Mélanie Carrier and Olivier Higgins: breathtaking stories

M&élanie Carrier and Olivier Higgins: breathtaking stories

UPGRADE DAY

Winners of numerous awards for their films, translated into twenty languages ​​and seen in 200 countries and territories, directors and filmmakers Mélanie Carrier and Olivier Higgins, both biologists by training, have a unique and moving way of tell stories of life. 

“Life does not reside in molecules, but in the bonds that bind them together,” wrote Linus Pauling, an American chemist and physicist, one of the few to have received two Nobel Prizes. 

This sentence, which sets the stage in the film Québékoisie, directed by Mélanie and Olivier, and which deals with the complex relations between Quebecers and Aboriginal people, sums up their work very well.

It actually sums up something like the very essence of this couple, who were destined for biology.

“We are hooked on this quote because our work comes back to it all the time”, explains Olivier, designated artist of the year in the national capital by the Conseil des arts et des lettres du Québec in 2022.

I organized a meeting with Mélanie Carrier after knowing that she was going to Copenhagen, where the mayor of Quebec will go to greet her next week. I finally met the couple, who in 2010 founded Mö Films, an independent production company in Quebec City. 

He loves images, she loves words. Both share this openness and this very human side which allows them to create films whose authenticity and beauty are breathtaking. 

Linked destinies

Mélanie and Olivier met in secondary 2. They were friends for several years before realizing that they had fallen in love. 

“I had gone to Europe and he to Australia, and we realized that we were bored,” she says, her eyes shining.

The couple flew away more later to Reunion Island, as part of university studies in biology. Olivier had brought his camera, bought when he was 19. 

“We filmed to show memories to our parents, and we saw how touched they were by our images. It allowed us to share something, and that's how it all started,” says Mélanie.

After the bachelor's degree, both won scholarships to study for the master's degree. Instead, they decided to go on a climbing trip to Mexico and North America. 

“We dreamed of adventures and great expeditions,” says Mélanie. It was after that we decided to go to Asia.”

Several prizes

Their 8000 km journey by bike, from Mongolia to 'to India, inspired their first film, Asiamut, which has won 35 awards. Mélanie wrote her first book, Cadence, published in 2007.
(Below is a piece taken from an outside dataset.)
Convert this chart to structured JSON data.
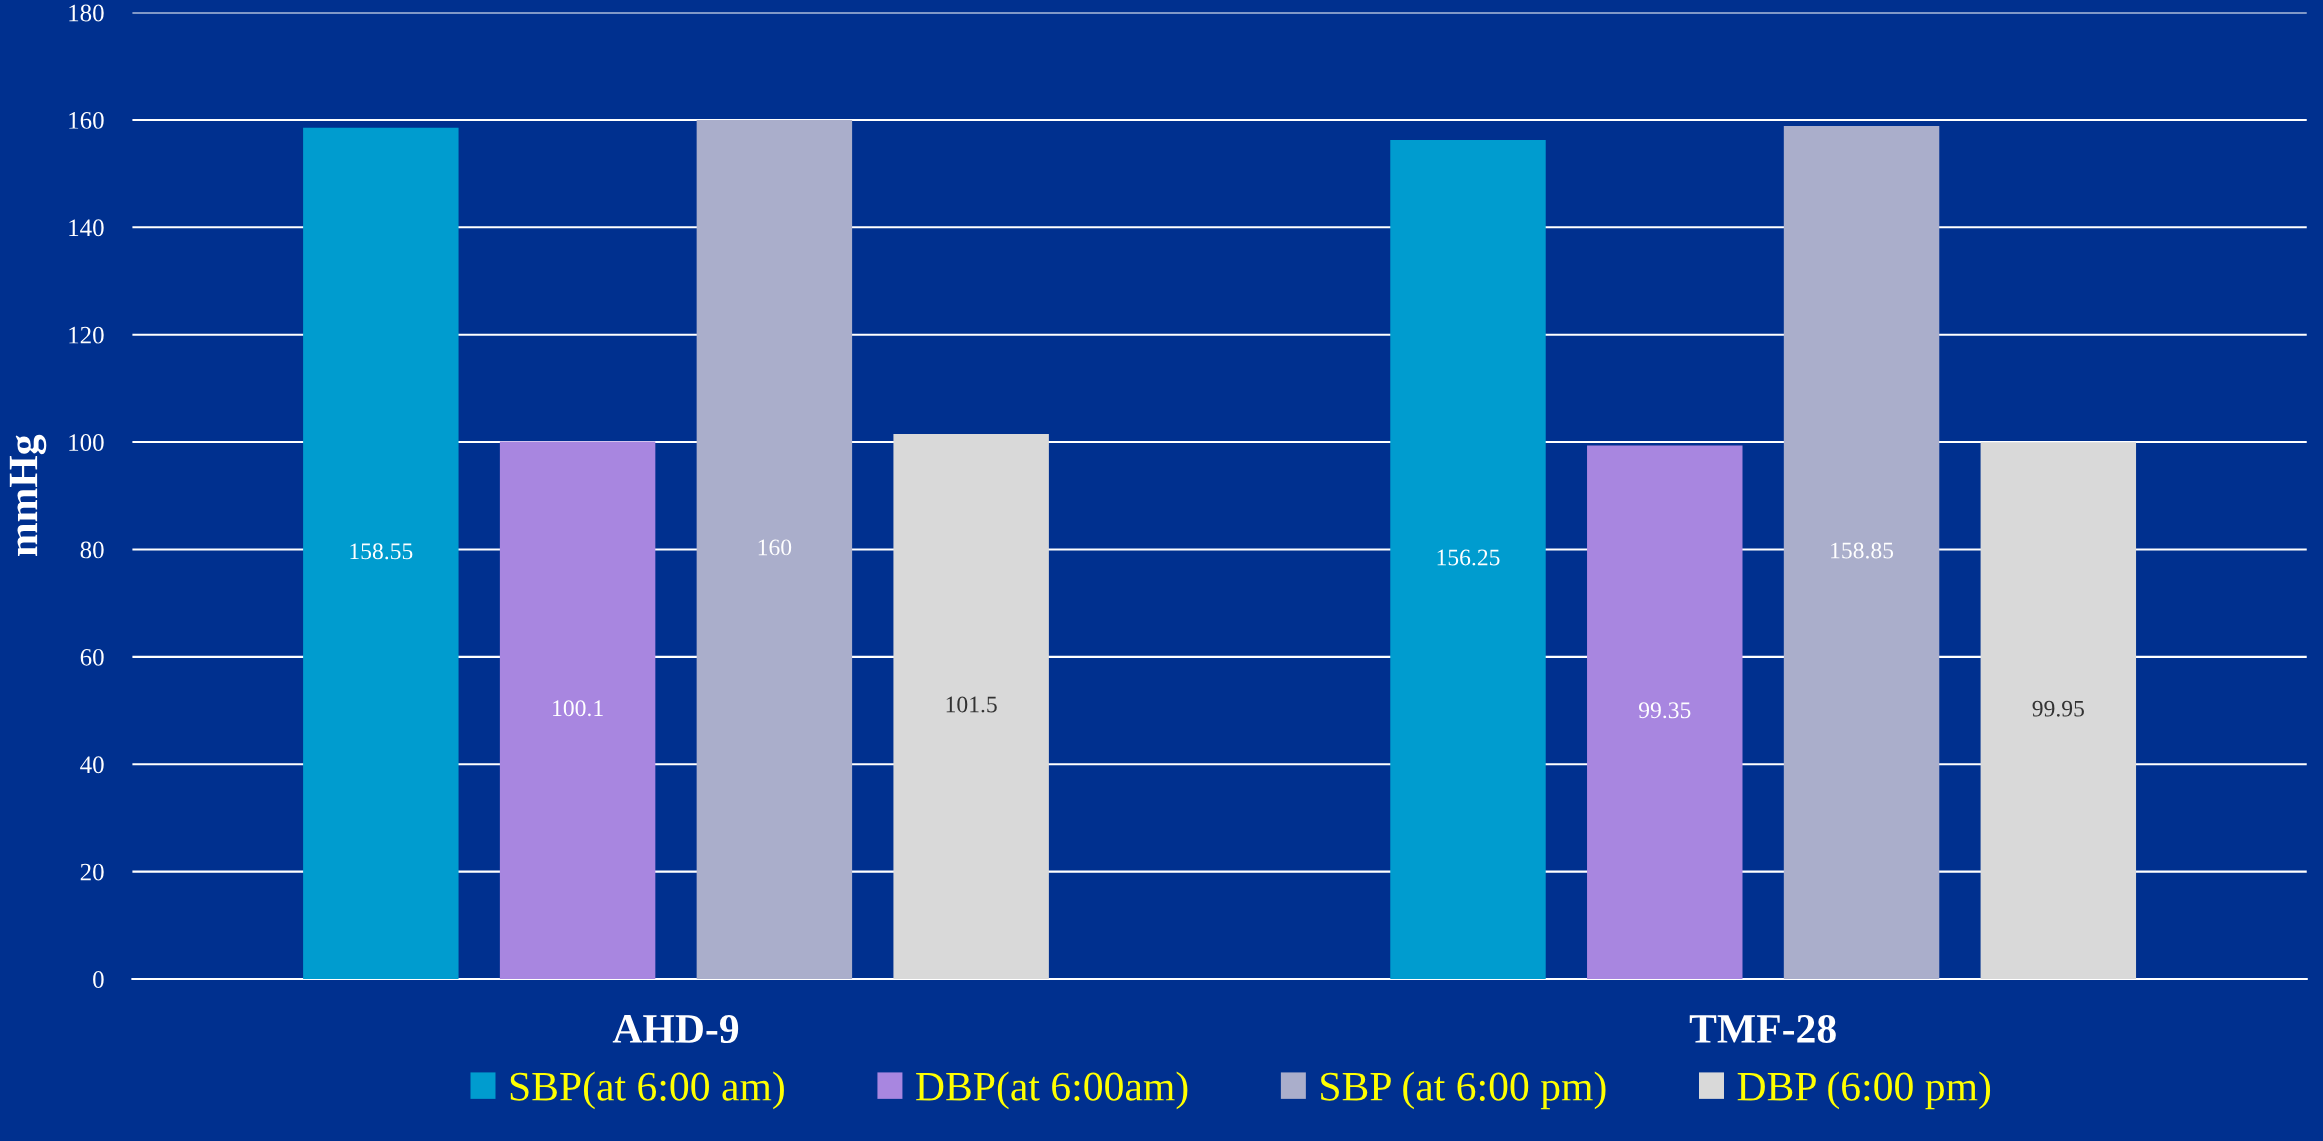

The couple have since won numerous awards for their productions. To know how many, “we never counted”, replies Mélanie. 

They are particularly proud of the success of the punchy documentary Errance sans retour , which won three Iris awards (best documentary, best editing and best cinematography) and the Canadian Screen award (best documentary in Canada). 

They take a poetic, sensitive and deeply moving look at the tragedy of the Rohingyas. 

These members of the Muslim minority fled Myanmar to take refuge in Bangladesh in what has become, with 700,000 people, the most crowded refugee camp in the world, where they take us.

This is a must see.

From this work, inspired by the work of photographer Renaud Philippe, was also born an exhibition which was presented at the Musée national des beaux-arts du Québec. 

Passage to Denmark

To come back to Denmark, the film Québékoisie will be presented during the Cinemateket, an international documentary film festival. We will also talk about the short film in preparation Shofi, named after the narrator of Errance sans retour, who lives in Quebec after spending 18 years at the camp. < /p>

It will also be an opportunity for Mélanie to talk about their most recent project, At the height of children, in which their two children participate. 

Shot at school and in the daily life of their son Émile for three years, this upcoming documentary will tell the story of the latter's arrival in the school world.&nbsp ;

The project also allowed the two accomplices to fill up on sweetness and light, after the overwhelming Errance sans retour. The excerpts reveal a work that is just as touching, but which transports us elsewhere. 

“We needed this light, this beauty of childhood which is part of life”, confides Mélanie , for whom this “freedom to have light in our lives” has become like a duty, after the incursion into the heart of the Rohingya tragedy.